Universal Design of InstructionInformation and Content Written By Paul Matsumoto

Universal design is a term adopted from architectural designers. They began using it when they switched from designing for the average user to designing buildings that are easily accessible to every user. In this case, a lot of the focus was on making building more handicap accessible. It changed the way they designed buildings and the theory behind design. Today the term also applies to education courses and the way that teachers and professors design the curricula for their classrooms. Many colleges are implementing committees focused on making their entire college, and curriculum follow the universal design model.

Educators often have the opportunity to instruct students who have needs that differ from the needs of the average student. Some common special needs that may require additional accommodations include: learning disabilities, non-native English speakers and deaf or blindness in students. Universal design allows for you to plan your curriculum with the adaptations and adjustments already in place, so that you do not need to look for further accommodations while you are teaching.

The process of switching from traditional education to a curriculum based on Universal Design can be overwhelming, but if you take it one step at time you will be able to make the changes. From this point on, as you design a new curriculum you should keep in mind the different types of adaptations and include them when you are planning out the semester. For example make sure that every film you order is available with subtitles. Also when you use a PowerPoint presentation, be sure that you tell the students the most important facts, and describe the slides if you have a visually impaired student. You may also make your PowerPoint presentations available online for the students to review.

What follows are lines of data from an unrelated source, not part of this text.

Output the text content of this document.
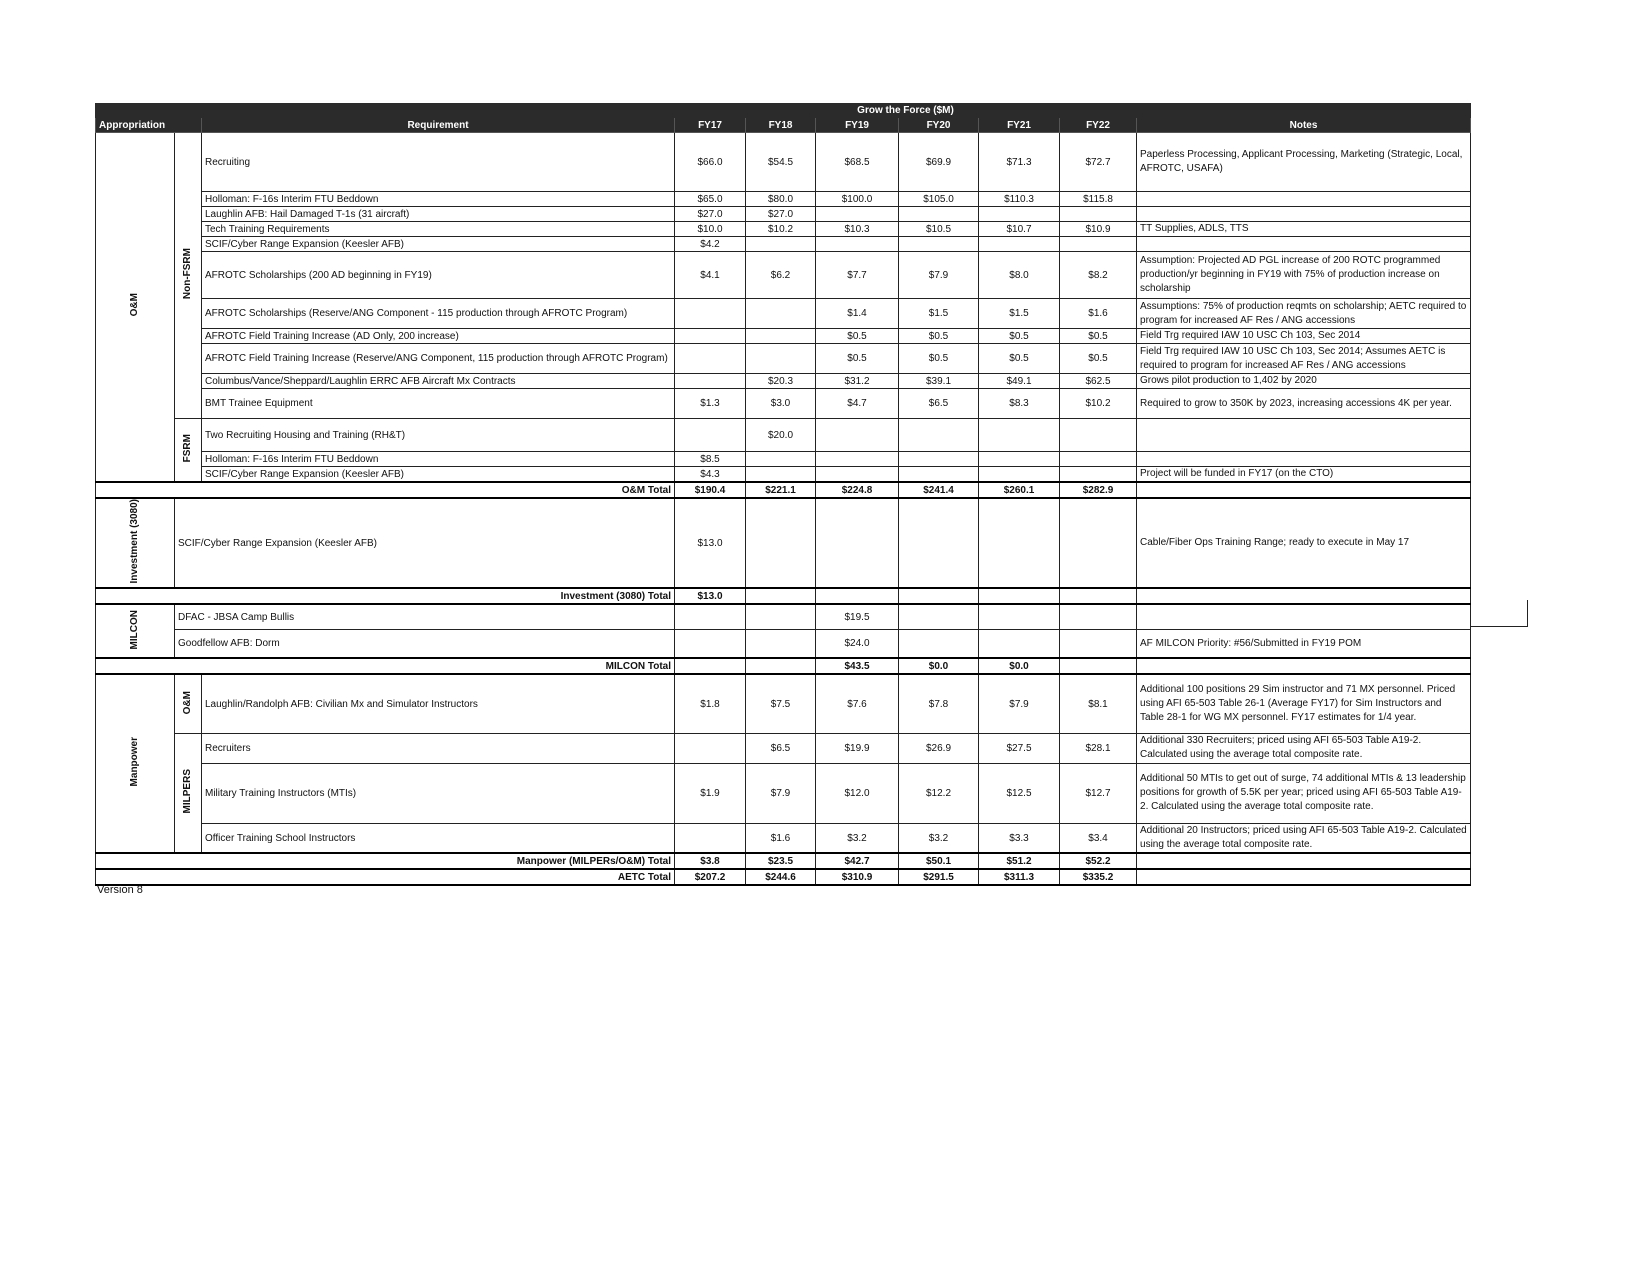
			Grow the Force ($M)						
Appropriation		Requirement	FY17	FY18	FY19	FY20	FY21	FY22	Notes
O&M	Non-FSRM	Recruiting	$66.0	$54.5	$68.5	$69.9	$71.3	$72.7	Paperless Processing, Applicant Processing, Marketing (Strategic, Local, AFROTC, USAFA)
		Holloman: F-16s Interim FTU Beddown	$65.0	$80.0	$100.0	$105.0	$110.3	$115.8	
		Laughlin AFB: Hail Damaged T-1s (31 aircraft)	$27.0	$27.0					
		Tech Training Requirements	$10.0	$10.2	$10.3	$10.5	$10.7	$10.9	TT Supplies, ADLS, TTS
		SCIF/Cyber Range Expansion (Keesler AFB)	$4.2						
		AFROTC Scholarships (200 AD beginning in FY19)	$4.1	$6.2	$7.7	$7.9	$8.0	$8.2	Assumption: Projected AD PGL increase of 200 ROTC programmed production/yr beginning in FY19 with 75% of production increase on scholarship
		AFROTC Scholarships (Reserve/ANG Component - 115 production through AFROTC Program)			$1.4	$1.5	$1.5	$1.6	Assumptions: 75% of production reqmts on scholarship; AETC required to program for increased AF Res / ANG accessions
		AFROTC Field Training Increase (AD Only, 200 increase)			$0.5	$0.5	$0.5	$0.5	Field Trg required IAW 10 USC Ch 103, Sec 2014
		AFROTC Field Training Increase (Reserve/ANG Component, 115 production through AFROTC Program)			$0.5	$0.5	$0.5	$0.5	Field Trg required IAW 10 USC Ch 103, Sec 2014; Assumes AETC is required to program for increased AF Res / ANG accessions
		Columbus/Vance/Sheppard/Laughlin ERRC AFB Aircraft Mx Contracts		$20.3	$31.2	$39.1	$49.1	$62.5	Grows pilot production to 1,402 by 2020
		BMT Trainee Equipment	$1.3	$3.0	$4.7	$6.5	$8.3	$10.2	Required to grow to 350K by 2023, increasing accessions 4K per year.
	FSRM	Two Recruiting Housing and Training (RH&T)		$20.0					
		Holloman: F-16s Interim FTU Beddown	$8.5						
		SCIF/Cyber Range Expansion (Keesler AFB)	$4.3						Project will be funded in FY17 (on the CTO)
O&M Total			$190.4	$221.1	$224.8	$241.4	$260.1	$282.9	
Investment (3080)	SCIF/Cyber Range Expansion (Keesler AFB)		$13.0						Cable/Fiber Ops Training Range; ready to execute in May 17
Investment (3080) Total			$13.0						
MILCON	DFAC - JBSA Camp Bullis				$19.5				
	Goodfellow AFB: Dorm				$24.0				AF MILCON Priority: #56/Submitted in FY19 POM
MILCON Total					$43.5	$0.0	$0.0		
Manpower	O&M	Laughlin/Randolph AFB: Civilian Mx and Simulator Instructors	$1.8	$7.5	$7.6	$7.8	$7.9	$8.1	Additional 100 positions 29 Sim instructor and 71 MX personnel. Priced using AFI 65-503 Table 26-1 (Average FY17) for Sim Instructors and Table 28-1 for WG MX personnel. FY17 estimates for 1/4 year.
	MILPERS	Recruiters		$6.5	$19.9	$26.9	$27.5	$28.1	Additional 330 Recruiters; priced using AFI 65-503 Table A19-2. Calculated using the average total composite rate.
		Military Training Instructors (MTIs)	$1.9	$7.9	$12.0	$12.2	$12.5	$12.7	Additional 50 MTIs to get out of surge, 74 additional MTIs & 13 leadership positions for growth of 5.5K per year; priced using AFI 65-503 Table A19-2. Calculated using the average total composite rate.
		Officer Training School Instructors		$1.6	$3.2	$3.2	$3.3	$3.4	Additional 20 Instructors; priced using AFI 65-503 Table A19-2. Calculated using the average total composite rate.
Manpower (MILPERs/O&M) Total			$3.8	$23.5	$42.7	$50.1	$51.2	$52.2	
AETC Total			$207.2	$244.6	$310.9	$291.5	$311.3	$335.2	
Version 8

Become aware of the problems that some learners face in your classroom so you can adjust your curriculum and instruction to be accessible to them. A nonnative English speaker may have a more difficult time following a quick debate or discussion, and may need you to enunciate your words more clearly. Although a deaf person may have a sign language interpreter with him in class, you may need to offer information visually as well. A set syllabus with due dates and listed reading assignments in advance can help the dyslexic student prepare for class and stay on top of the reading assignments.

Technology may make it easier for you to make the accommodations in class, but you should also be sure that the students have access to computers. This may be as simple as listing where the computer labs on campus are, so that students realize they can go there to complete the specific assignments you have assigned. Another accommodation is having students work in groups where the different roles needed for each group vary. This allows people to step up to their strengths, and may make it easier for the student who needs accommodations to pull his weight in the project. For example, a dyslexic student may be an excellent designer or presenter, but not as great at the researching aspect of the project.

As an educator, you are the leader of your class, and you can make your classroom environment welcoming to all students. A positive classroom environment that welcomes many different backgrounds and experiences will help. Encouraging students to come to you to discuss concerns, necessary accommodations or areas where they are struggling will also help. Additionally, you may offer to critique projects before they are due so that students have the chance to correct any problems you found with their work.

If your university is focusing on switching to the Universal Design, they may provide you with resources and committees you can turn to for help when you face a problem. The school's student services center can also provide you information about specific learning disabilities and the appropriate accommodations when it comes to taking tests. Referring students to student services is also a good idea, because they can help the student negotiate every aspect of their education.